Work Permits

Citizenship and Immigration Canada Work Permits

Canadian public policy supports the international movement of workers and Canada’s immigration laws set out various mechanisms for individuals to apply for temporary work permits.

Normally, before a foreigner is allowed to work in Canada, the Canadian company offering the position must first obtain a Labour Market Impact Assessment (LMIA) from ESDC (Employment and Social Development Canada). The LMIA, as it is commonly referred to, is a type of labour certification that confirms that the employment will not adversely affect the Canadian labour market, i.e. deprive a Canadian permanent resident or citizen from work they could have obtained.

However, Canadian immigration laws contain exceptions that allow prospective employees to apply directly to Citizenship and Immigration Canada for a work permit, by-passing the employer’s need to obtain a Labour Market Opinion. These exceptions are framed by international agreements such as the North American Free Trade Agreement (the “NAFTA”) and the General Agreement of Trade in Services (the “GATS”) or are driven by public policy considerations.

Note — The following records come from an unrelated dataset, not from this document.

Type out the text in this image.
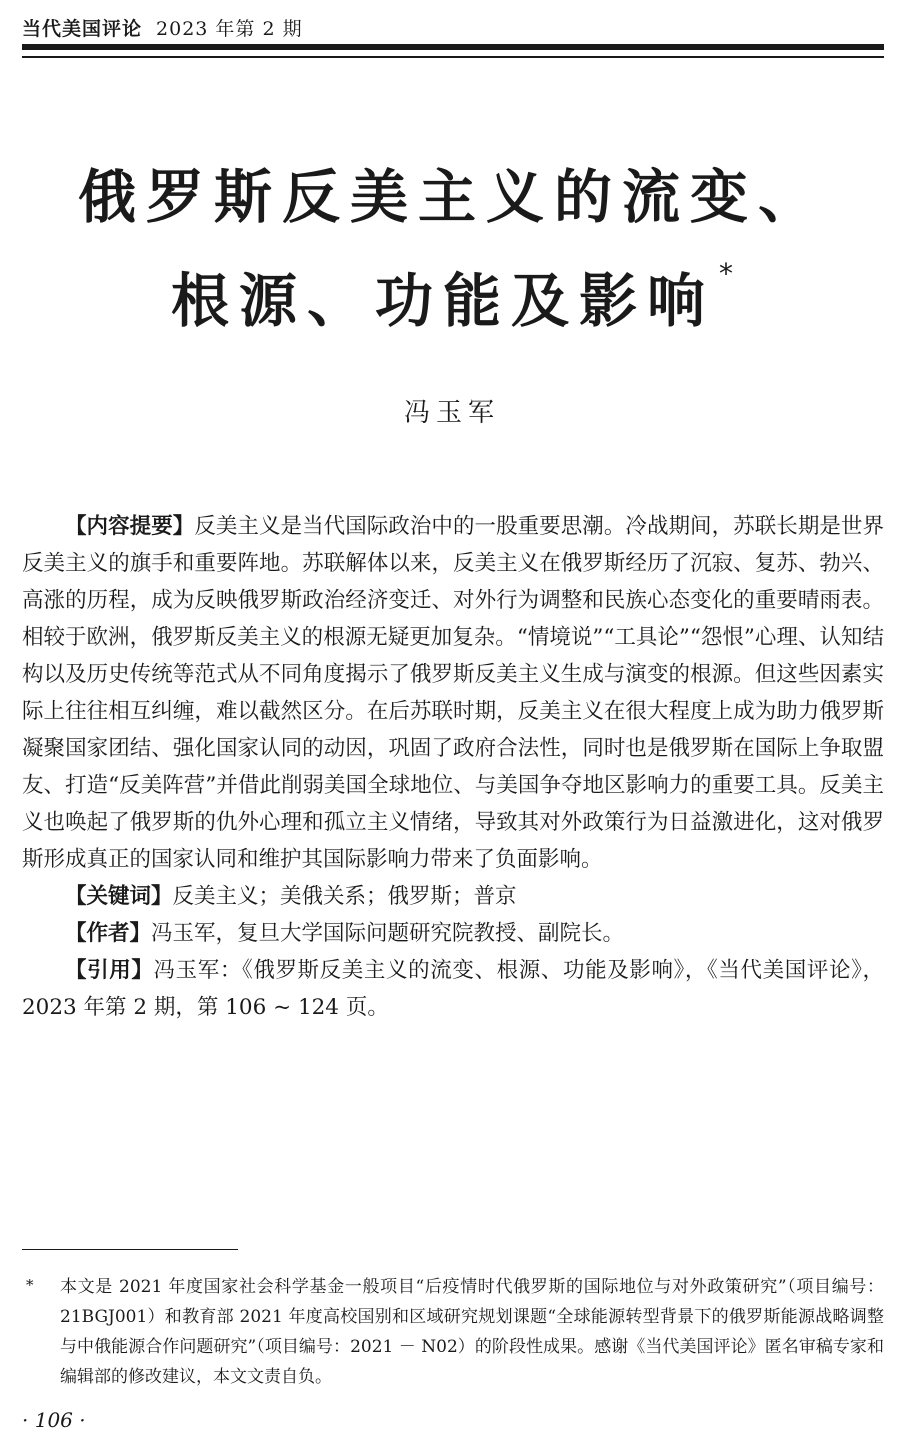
当代美国评论 2023 年第 2 期
俄罗斯反美主义的流变、
根源、功能及影响 *
冯玉军

【内容提要】反美主义是当代国际政治中的一股重要思潮。冷战期间，苏联长期是世界反美主义的旗手和重要阵地。苏联解体以来，反美主义在俄罗斯经历了沉寂、复苏、勃兴、高涨的历程，成为反映俄罗斯政治经济变迁、对外行为调整和民族心态变化的重要晴雨表。相较于欧洲，俄罗斯反美主义的根源无疑更加复杂。“情境说”“工具论”“怨恨”心理、认知结构以及历史传统等范式从不同角度揭示了俄罗斯反美主义生成与演变的根源。但这些因素实际上往往相互纠缠，难以截然区分。在后苏联时期，反美主义在很大程度上成为助力俄罗斯凝聚国家团结、强化国家认同的动因，巩固了政府合法性，同时也是俄罗斯在国际上争取盟友、打造“反美阵营”并借此削弱美国全球地位、与美国争夺地区影响力的重要工具。反美主义也唤起了俄罗斯的仇外心理和孤立主义情绪，导致其对外政策行为日益激进化，这对俄罗斯形成真正的国家认同和维护其国际影响力带来了负面影响。

【关键词】反美主义；美俄关系；俄罗斯；普京

【作者】冯玉军，复旦大学国际问题研究院教授、副院长。

【引用】冯玉军：《俄罗斯反美主义的流变、根源、功能及影响》，《当代美国评论》，2023 年第 2 期，第 106 ~ 124 页。

* 本文是 2021 年度国家社会科学基金一般项目“后疫情时代俄罗斯的国际地位与对外政策研究”（项目编号：21BGJ001）和教育部 2021 年度高校国别和区域研究规划课题“全球能源转型背景下的俄罗斯能源战略调整与中俄能源合作问题研究”（项目编号：2021 － N02）的阶段性成果。感谢《当代美国评论》匿名审稿专家和编辑部的修改建议，本文文责自负。
· 106 ·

International agreements such as the North American Free Trade (NAFTA) is designed to stimulate trade between Canada, the United States and Mexico by abolishing trade barriers and tariffs.

NAFTA’s function:

NAFTA facilitates temporary entry for business persons who are citizens of the United States, Mexico and Canada and who are involved in the trade of goods or services, or in investment Activities;

There are four principal categories for business persons under NAFTA:

  • business visitors;
  • professionals;
  • intra-company transferees;
  • traders and investors.

With regard to Professionals, Appendix 1603.D.1 of NAFTA lists the occupations covered by the Agreement. Individuals who meet the work experience and educational requirements under the list may apply for a work permit without the need for an LMO. Click here to view the complete list of Professional Occupations.

Intra-company transferees are employed by an American or Mexican enterprise in a managerial or executive capacity, or in one which involves specialized knowledge, and are being transferred to the Canadian enterprise, parent, branch, subsidiary, or affiliate, to provide services in the same capacity.

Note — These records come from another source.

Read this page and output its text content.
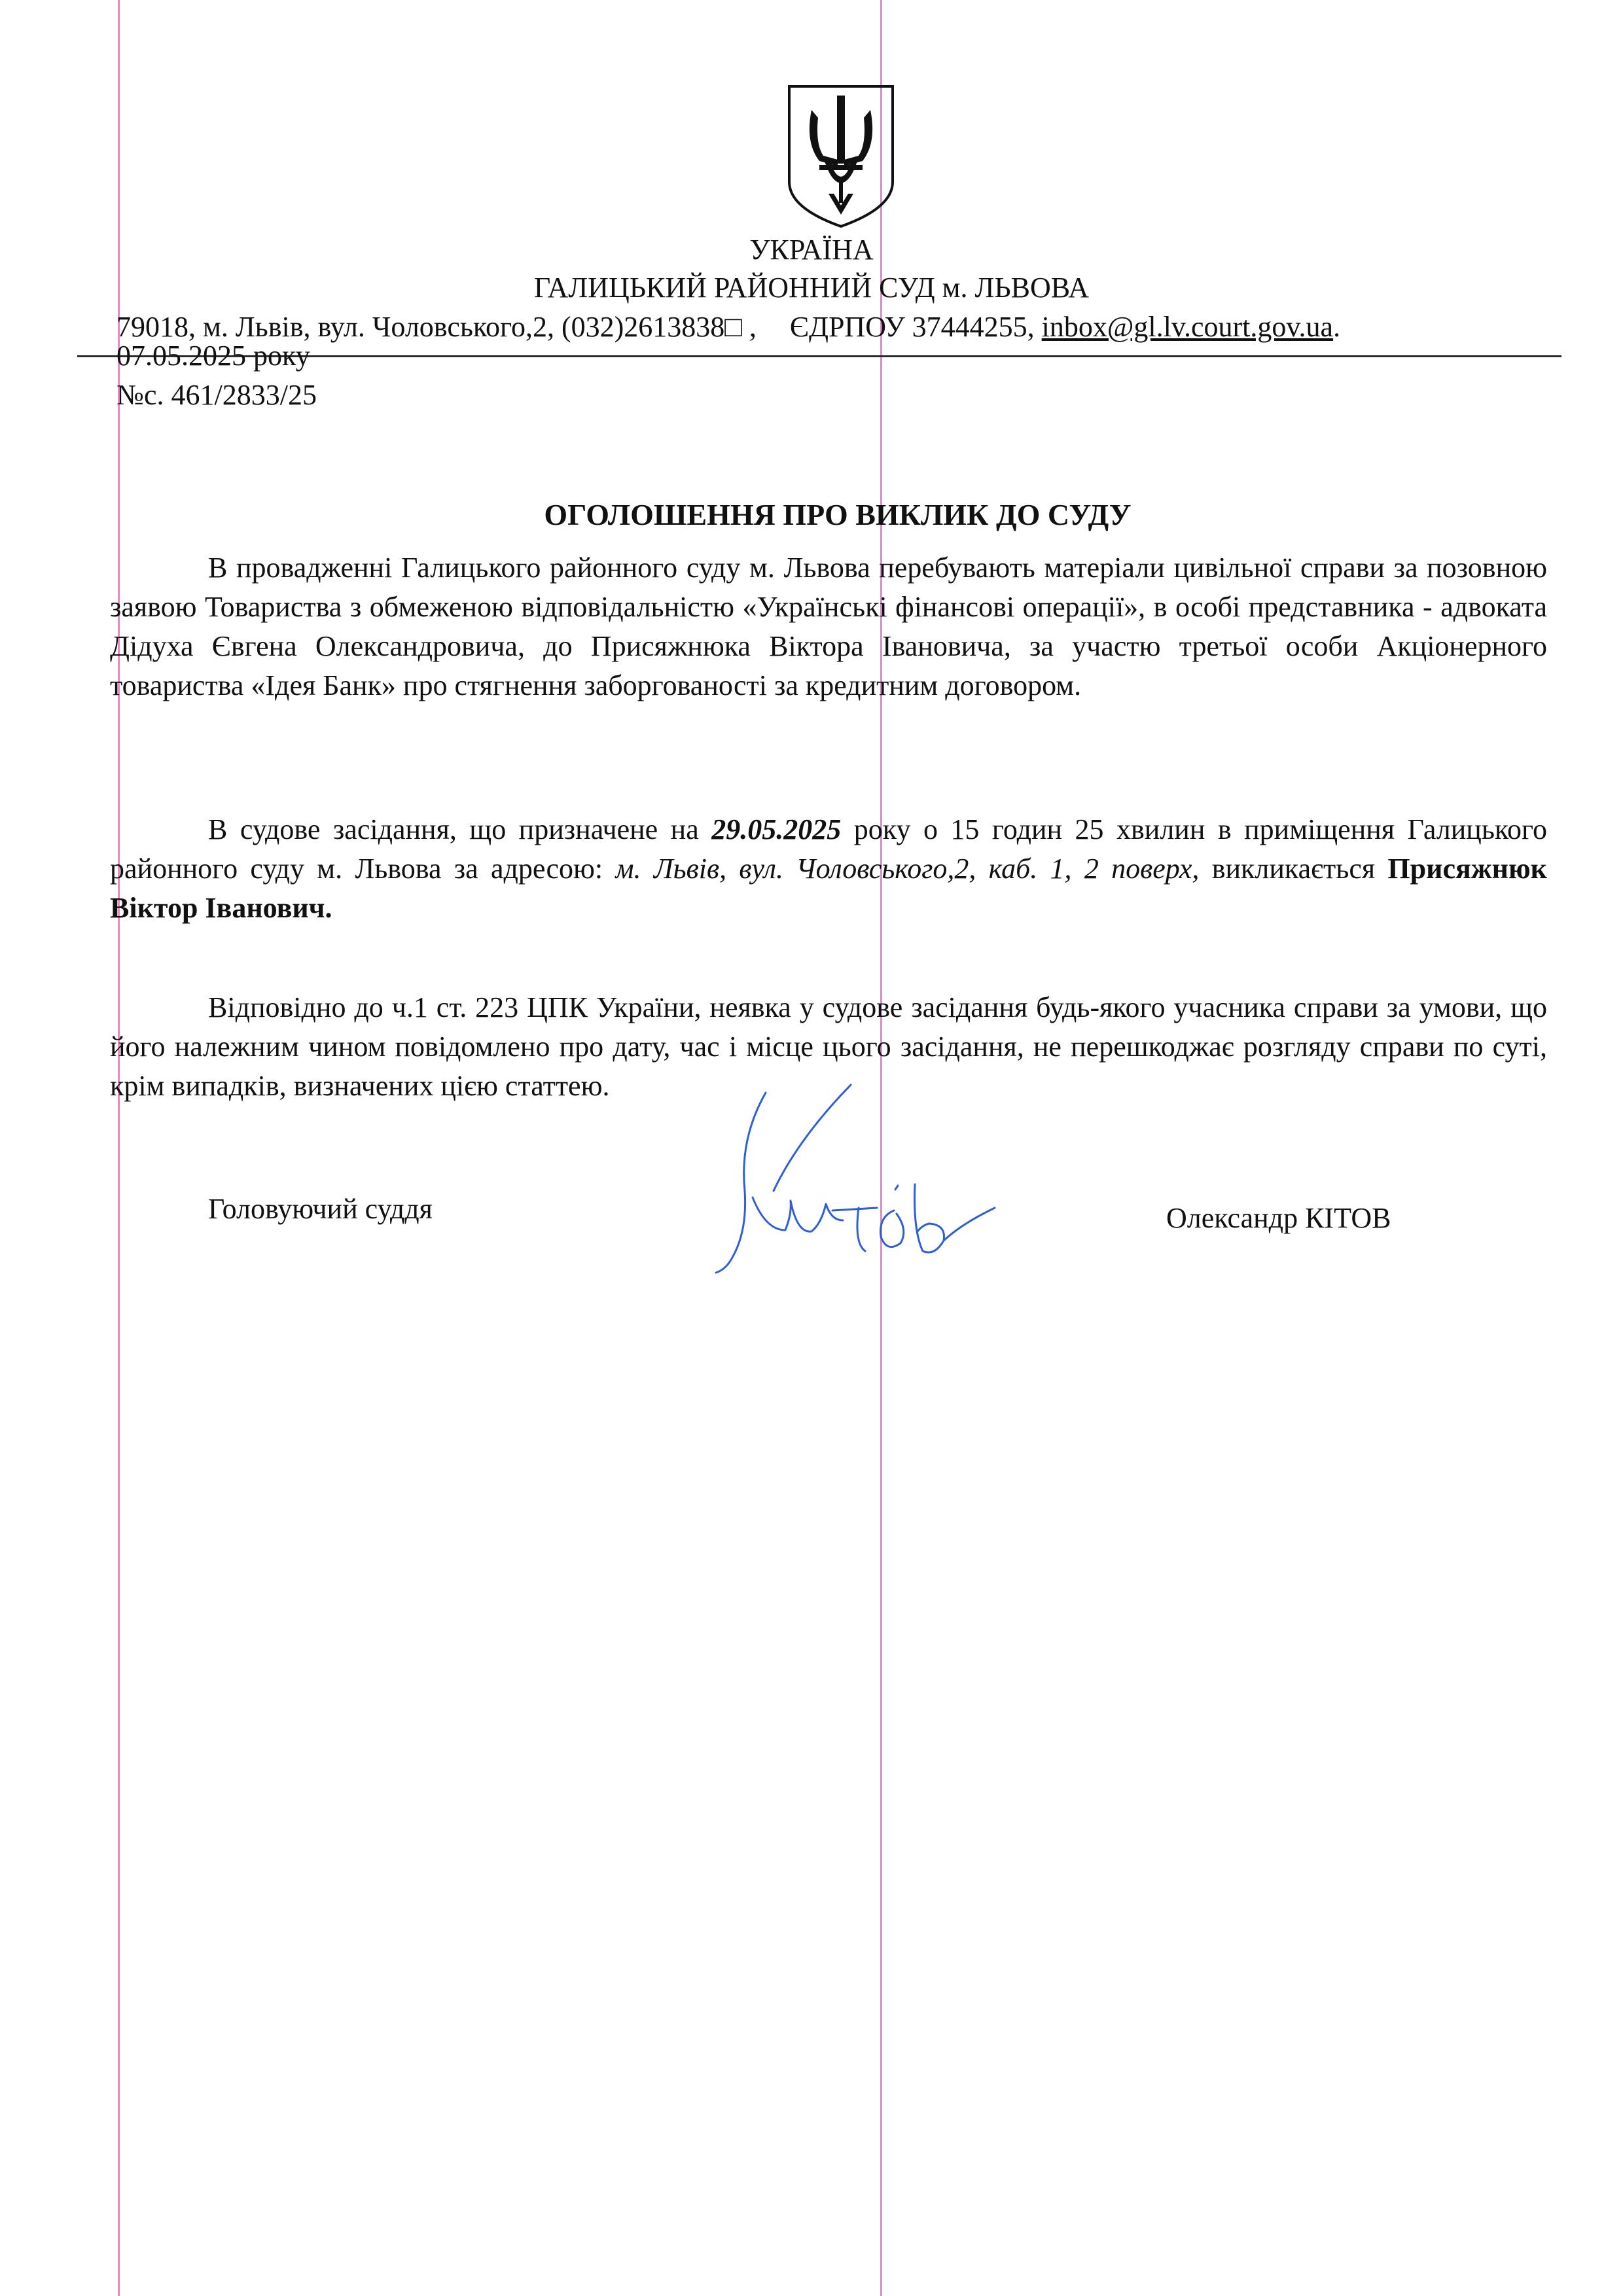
УКРАЇНА
ГАЛИЦЬКИЙ РАЙОННИЙ СУД м. ЛЬВОВА
79018, м. Львів, вул. Чоловського,2, (032)2613838□ , ЄДРПОУ 37444255, inbox@gl.lv.court.gov.ua.
07.05.2025 року
№с. 461/2833/25
ОГОЛОШЕННЯ ПРО ВИКЛИК ДО СУДУ
В провадженні Галицького районного суду м. Львова перебувають матеріали цивільної справи за позовною заявою Товариства з обмеженою відповідальністю «Українські фінансові операції», в особі представника - адвоката Дідуха Євгена Олександровича, до Присяжнюка Віктора Івановича, за участю третьої особи Акціонерного товариства «Ідея Банк» про стягнення заборгованості за кредитним договором.
В судове засідання, що призначене на 29.05.2025 року о 15 годин 25 хвилин в приміщення Галицького районного суду м. Львова за адресою: м. Львів, вул. Чоловського,2, каб. 1, 2 поверх, викликається Присяжнюк Віктор Іванович.
Відповідно до ч.1 ст. 223 ЦПК України, неявка у судове засідання будь-якого учасника справи за умови, що його належним чином повідомлено про дату, час і місце цього засідання, не перешкоджає розгляду справи по суті, крім випадків, визначених цією статтею.
Головуючий суддя	Олександр КІТОВ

Traders and investors carry on substantial trade in goods or services between the United States or Mexico and Canada or have committed, or are in the process of committing, a substantial amount of capital in Canada. Traders and Investors must be employed in a supervisory or executive capacity or one that involves essential skills.

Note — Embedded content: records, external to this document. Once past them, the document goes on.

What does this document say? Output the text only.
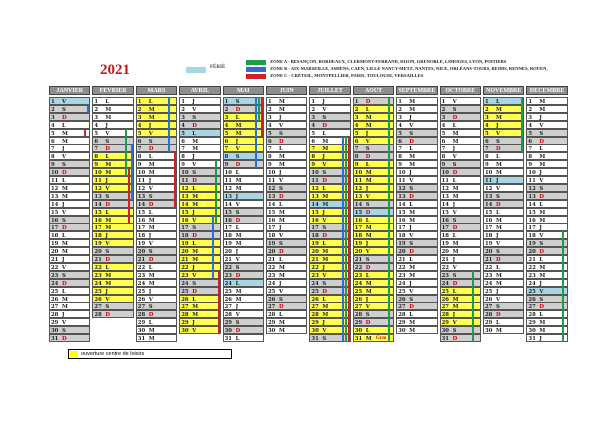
2021	FÉRIÉ
ZONE A - BESANÇON, BORDEAUX, CLERMONT-FERRAND, DIJON, GRENOBLE, LIMOGES, LYON, POITIERS
ZONE B - AIX-MARSEILLE, AMIENS, CAEN, LILLE NANCY-METZ, NANTES, NICE, ORLÉANS-TOURS, REIMS, RENNES, ROUEN,
ZONE C - CRÉTEIL, MONTPELLIER, PARIS, TOULOUSE, VERSAILLES
JANVIER
1	V
2	S
3	D
4	L
5	M
6	M
7	J
8	V
9	S
10 D
11 L
12 M
13 M
14 J
15 V
16 S
17 D
18 L
19 M
20 M
21 J
22 V
23 S
24 D
25 L
26 M
27 M
28 J
29 V
30 S
31 D
FÉVRIER
1	L
2	M
3	M
4	J
5	V
6	S
7	D
8	L
9	M
10 M
11 J
12 V
13 S
14 D
15 L
16 M
17 M
18 J
19 V
20 S
21 D
22 L
23 M
24 M
25 J
26 V
27 S
28 D
MARS
1	L
2	M
3	M
4	J
5	V
6	S
7	D
8	L
9	M
10 M
11 J
12 V
13 S
14 D
15 L
16 M
17 M
18 J
19 V
20 S
21 D
22 L
23 M
24 M
25 J
26 V
27 S
28 D
29 L
30 M
31 M
AVRIL
1	J
2	V
3	S
4	D
5	L
6	M
7	M
8	J
9	V
10 S
11 D
12 L
13 M
14 M
15 J
16 V
17 S
18 D
19 L
20 M
21 M
22 J
23 V
24 S
25 D
26 L
27 M
28 M
29 J
30 V
MAI
1	S
2	D
3	L
4	M
5	M
6	J
7	V
8	S
9	D
10 L
11 M
12 M
13 J
14 V
15 S
16 D
17 L
18 M
19 M
20 J
21 V
22 S
23 D
24 L
25 M
26 M
27 J
28 V
29 S
30 D
31 L
JUIN
1	M
2	M
3	J
4	V
5	S
6	D
7	L
8	M
9	M
10 J
11 V
12 S
13 D
14 L
15 M
16 M
17 J
18 V
19 S
20 D
21 L
22 M
23 M
24 J
25 V
26 S
27 D
28 L
29 M
30 M
JUILLET
1	J
2	V
3	S
4	D
5	L
6	M
7	M
8	J
9	V
10 S
11 D
12 L
13 M
14 M
15 J
16 V
17 S
18 D
19 L
20 M
21 M
22 J
23 V
24 S
25 D
26 L
27 M
28 M
29 J
30 V
31 S
AOÛT
1	D
2	L
3	M
4	M
5	J
6	V
7	S
8	D
9	L
10 M
11 M
12 J
13 V
14 S
15 D
16 L
17 M
18 M
19 J
20 V
21 S
22 D
23 L
24 M
25 M
26 J
27 V
28 S
29 D
30 L
31 M Gym
SEPTEMBRE
1	M
2	M
3	J
4	V
5	S
6	D
7	L
8	M
9	M
10 J
11 V
12 S
13 D
14 L
15 M
16 M
17 J
18 V
19 S
20 D
21 L
22 M
23 M
24 J
25 V
26 S
27 D
28 L
29 M
30 M
OCTOBRE
1	V
2	S
3	D
4	L
5	M
6	M
7	J
8	V
9	S
10 D
11 L
12 M
13 M
14 J
15 V
16 S
17 D
18 L
19 M
20 M
21 J
22 V
23 S
24 D
25 L
26 M
27 M
28 J
29 V
30 S
31 D
NOVEMBRE
1	L
2	M
3	M
4	J
5	V
6	S
7	D
8	L
9	M
10 M
11 J
12 V
13 S
14 D
15 L
16 M
17 M
18 J
19 V
20 S
21 D
22 L
23 M
24 M
25 J
26 V
27 S
28 D
29 L
30 M
DÉCEMBRE
1	M
2	M
3	J
4	V
5	S
6	D
7	L
8	M
9	M
10 J
11 V
12 S
13 D
14 L
15 M
16 M
17 J
18 V
19 S
20 D
21 L
22 M
23 M
24 J
25 V
26 S
27 D
28 L
29 M
30 M
31 J
ouverture centre de loisirs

Public Policy Considerations

In addition to negotiated international agreements, individuals can obtain a work permit directly from Citizenship and Immigration Canada without the need for an LMIA, based on the following public policy considerations:

  • Significant Benefits to Canada (includes intra-company transferees not covered by NAFTA, entrepreneurs, and emergency repairs);
  • Competitiveness and Public Policy (includes work permits for spouses of foreign workers or students, post-doctorate fellowships, post-graduate work permits, off-campus employment and charitable or religious work)
  • Reciprocal Employment (includes youth exchange programs and exchange professors and visiting lecturers).

The above categories are non-exhaustive and are only meant to provide a snapshot of the often complex Canadian work permit regime. When deciding on work permit options, many considerations come into play, such as the intended start dates and other time restrictions, amount of remuneration, duration of employment, number of intended foreign workers and long term plans. These and other factors are taken into account when determining a proper work permit strategy for an individual or corporation.